Zweitens gibt es die Gemeinsamkeit der Emotionen. Das ist eine Art von Gemeinschaft über die Grenzen der Gemeinsamkeiten hinweg, also eine Koalition nicht unbedingt von Personen, sondern eher von Gefühlen und Gefühlspaketen, wenn man so will. Regelrecht angewidert ist der FAZ-Autor Lerch am 13.9., weil er was schreiben muss darüber, wie die arabischen Zeitungen jetzt agitieren, zum Beispiel mit Überschriften wie "Tag des jüngsten Gerichtes in Amerika" und so weiter. So sind sie aber nunmal, die Unzivilisierten, religiös, fanatisch, vormodern, hetzerisch. Die Zivilisierten müssen das bekämpfen, weil sie ja ein Trauma und eine Katharsis erfahren haben. Und wie sie dagegen kämpfen, darüber informiert uns nützlicherweise ein Kollege des FAZ-Autors gleich in derselben Ausgabe - nämlich mit einer "Vision vom Endkampf zwischen Gut und Böse vor dem Tag des jüngsten Gerichts" und einer Ahnung davon, "was der biblische Ortsname ,Armageddon` bedeuten könnte." (FAZ, 13.9.) Heißt: Das Wesen der Unzivilisierten und das Wesen von unserm Feldzug, die sind eigentlich deckungsgleich. Und weil es da diese Gemeinsamkeit der Gefühle und der Wesen gibt, deswegen steht uns ein echter Gefühlskrieg bevor. Also nicht mehr so technokratisch wie noch beim Kosovo-Krieg, hier geht es nicht bloß um die praktisch-militärische Anwendung von Menschenrechten, hier geht es um die Menschheit. Und wenn es um alles geht, um den Kern, um das in uns und außer uns, wenn also alles im Menschheitskampf aufgeht, dann gibt es keine politischen Gegner mehr, dann gibt es nur noch Gefahren. Die man ausmerzen muss, im Inneren wie im Außen. Deswegen zitiert die Welt Herrn Direktor Laqueur vom Center for Strategic and International Studies in Washington, der weiß, wie es eigentlich hätte laufen müssen: "Die Vereinigten Staaten hätten sofort brutal zuschlagen müssen." Und zwar "einen oder zwei Tage nach dem Anschlag wahllos und mit Gewalt gegen irgendeine Regierung oder ein Land".(18.9.) Was nicht ist, kann ja noch werden. Die geistig-moralischen Voraussetzungen für diesen unendlichen Anti-Trauma-Kampf, den die Menschheit gegen das Außermenschliche führen will, sind jedenfalls da.

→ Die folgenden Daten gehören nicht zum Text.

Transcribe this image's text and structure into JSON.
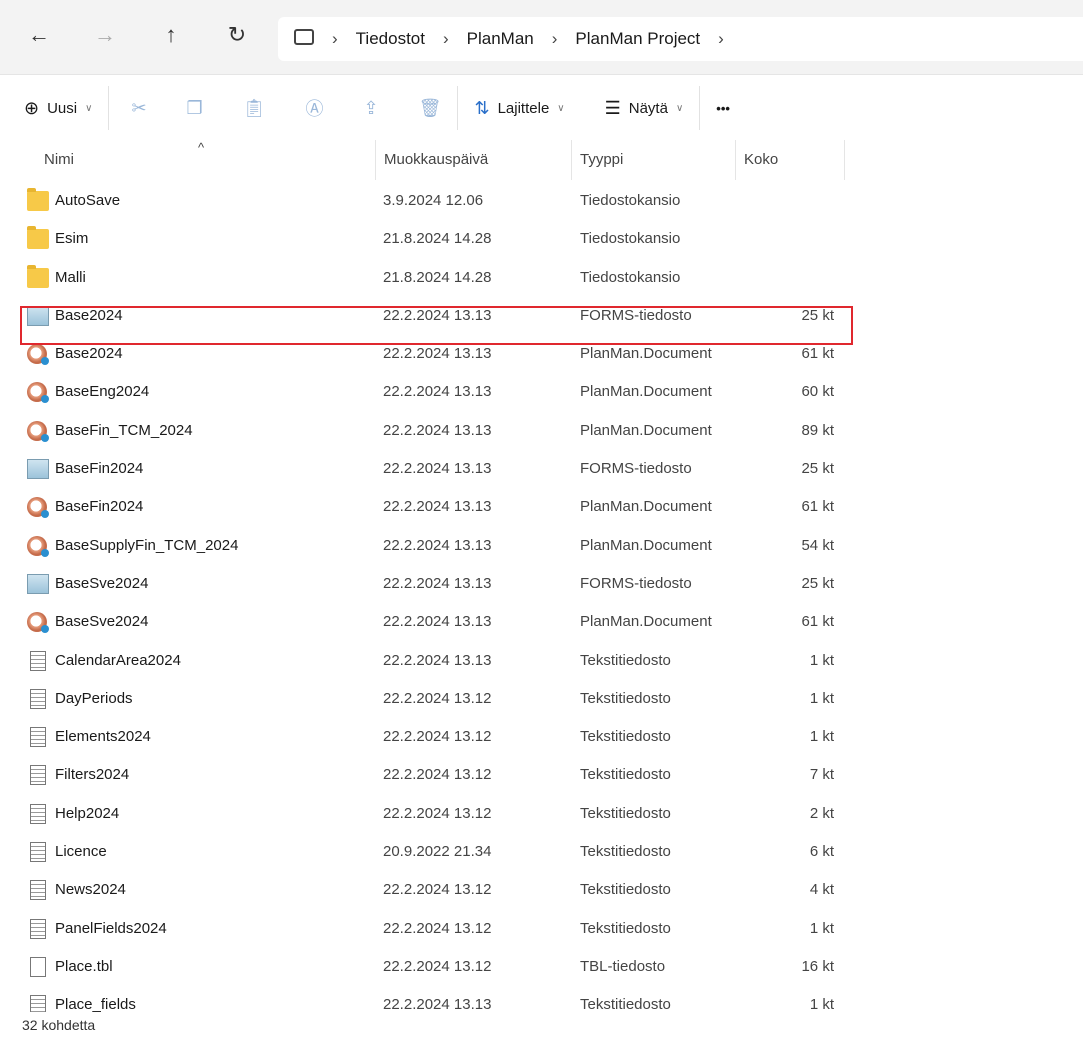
{
  "nav": {
    "back": "←",
    "forward": "→",
    "up": "↑",
    "refresh": "↻"
  },
  "breadcrumb": [
    "Tiedostot",
    "PlanMan",
    "PlanMan Project"
  ],
  "toolbar": {
    "new": "Uusi",
    "sort": "Lajittele",
    "view": "Näytä",
    "more": "•••"
  },
  "columns": {
    "name": "Nimi",
    "date": "Muokkauspäivä",
    "type": "Tyyppi",
    "size": "Koko"
  },
  "files": [
    {
      "icon": "folder",
      "name": "AutoSave",
      "date": "3.9.2024 12.06",
      "type": "Tiedostokansio",
      "size": ""
    },
    {
      "icon": "folder",
      "name": "Esim",
      "date": "21.8.2024 14.28",
      "type": "Tiedostokansio",
      "size": ""
    },
    {
      "icon": "folder",
      "name": "Malli",
      "date": "21.8.2024 14.28",
      "type": "Tiedostokansio",
      "size": ""
    },
    {
      "icon": "forms",
      "name": "Base2024",
      "date": "22.2.2024 13.13",
      "type": "FORMS-tiedosto",
      "size": "25 kt"
    },
    {
      "icon": "doc",
      "name": "Base2024",
      "date": "22.2.2024 13.13",
      "type": "PlanMan.Document",
      "size": "61 kt"
    },
    {
      "icon": "doc",
      "name": "BaseEng2024",
      "date": "22.2.2024 13.13",
      "type": "PlanMan.Document",
      "size": "60 kt"
    },
    {
      "icon": "doc",
      "name": "BaseFin_TCM_2024",
      "date": "22.2.2024 13.13",
      "type": "PlanMan.Document",
      "size": "89 kt"
    },
    {
      "icon": "forms",
      "name": "BaseFin2024",
      "date": "22.2.2024 13.13",
      "type": "FORMS-tiedosto",
      "size": "25 kt"
    },
    {
      "icon": "doc",
      "name": "BaseFin2024",
      "date": "22.2.2024 13.13",
      "type": "PlanMan.Document",
      "size": "61 kt"
    },
    {
      "icon": "doc",
      "name": "BaseSupplyFin_TCM_2024",
      "date": "22.2.2024 13.13",
      "type": "PlanMan.Document",
      "size": "54 kt"
    },
    {
      "icon": "forms",
      "name": "BaseSve2024",
      "date": "22.2.2024 13.13",
      "type": "FORMS-tiedosto",
      "size": "25 kt"
    },
    {
      "icon": "doc",
      "name": "BaseSve2024",
      "date": "22.2.2024 13.13",
      "type": "PlanMan.Document",
      "size": "61 kt"
    },
    {
      "icon": "txt",
      "name": "CalendarArea2024",
      "date": "22.2.2024 13.13",
      "type": "Tekstitiedosto",
      "size": "1 kt"
    },
    {
      "icon": "txt",
      "name": "DayPeriods",
      "date": "22.2.2024 13.12",
      "type": "Tekstitiedosto",
      "size": "1 kt"
    },
    {
      "icon": "txt",
      "name": "Elements2024",
      "date": "22.2.2024 13.12",
      "type": "Tekstitiedosto",
      "size": "1 kt"
    },
    {
      "icon": "txt",
      "name": "Filters2024",
      "date": "22.2.2024 13.12",
      "type": "Tekstitiedosto",
      "size": "7 kt"
    },
    {
      "icon": "txt",
      "name": "Help2024",
      "date": "22.2.2024 13.12",
      "type": "Tekstitiedosto",
      "size": "2 kt"
    },
    {
      "icon": "txt",
      "name": "Licence",
      "date": "20.9.2022 21.34",
      "type": "Tekstitiedosto",
      "size": "6 kt"
    },
    {
      "icon": "txt",
      "name": "News2024",
      "date": "22.2.2024 13.12",
      "type": "Tekstitiedosto",
      "size": "4 kt"
    },
    {
      "icon": "txt",
      "name": "PanelFields2024",
      "date": "22.2.2024 13.12",
      "type": "Tekstitiedosto",
      "size": "1 kt"
    },
    {
      "icon": "blank",
      "name": "Place.tbl",
      "date": "22.2.2024 13.12",
      "type": "TBL-tiedosto",
      "size": "16 kt"
    },
    {
      "icon": "txt",
      "name": "Place_fields",
      "date": "22.2.2024 13.13",
      "type": "Tekstitiedosto",
      "size": "1 kt"
    }
  ],
  "status": "32 kohdetta",
  "highlight_color": "#e0282e"
}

Falls es doch noch irgendwie einen Rest gibt, muss der schweigen, erläutert am 13.9. die FAZ: "Daß davon auch Völker oder Gruppen getroffen werden, die unter staatlicher Unterdrückung und Terror leiden, ist die Konsequenz eines welthistorischen Ereignisses, dessen Wucht komplizierte Abwägungen auf absehbare Zeit verstummen lassen wird."